Pemberi wakaf (wakif) juga perlu diberikan pemahaman, jika mereka dapat mewakafkan uang untuk suatu tujuan tertentu. Misalnya membangun rumah sakit atau melakukan suatu usaha.
“Dalam hal ini, peran nazhir adalah sebagai penerima atau pengumpul dan penyalur wakaf kepada penerima wakaf sesuai keinginan wakif,” kata Wapres.
Dari contoh tersebut, dapat terlihat jika nazhir harus memiliki kompetensi khusus dalam mengelola wakaf. Oleh karena itu, dirinya mengharapkan dalam rapat koordinasi nasional ini, perlu disusun rencana strategis untuk membina para nazhir agar dapat memiliki kompetensi dalam melaksanakan fungsinya.

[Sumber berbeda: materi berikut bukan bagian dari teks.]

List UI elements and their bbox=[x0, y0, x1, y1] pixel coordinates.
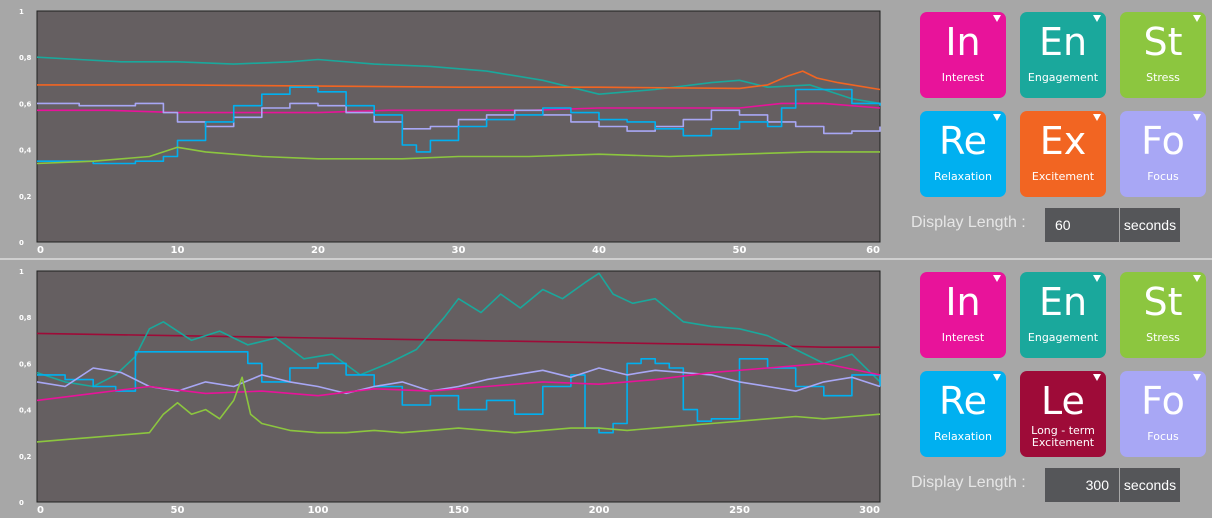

“Dalam kaitan ini, saya mengapresiasi upaya yang telah dilakukan BWI bersama Kementerian Agama, Kementerian Ketenagakerjaan, dan Komunitas Wakaf Produktif yang telah memulai dengan menyusun Standar Kompetensi Kerja Nasional Indonesia (SKKNI) Nadzir,” kata Wapres.
Melalui pendidikan dan pelatihan kepada nadzir berdasarkan SKKNI tersebut, para nadzir akan tersertifikasi, memiliki kualifikasi dan kompetensi yang baik dalam pengelolaan wakaf. Tidak hanya dari sisi masalah fiqih wakaf.
“Tapi juga memahami tata kelola harta benda wakaf termasuk penggalian potensi seperti wakaf dari perusahaan, pengembangan aset wakaf serta penyaluran hasil manfaat,” kata Wapres.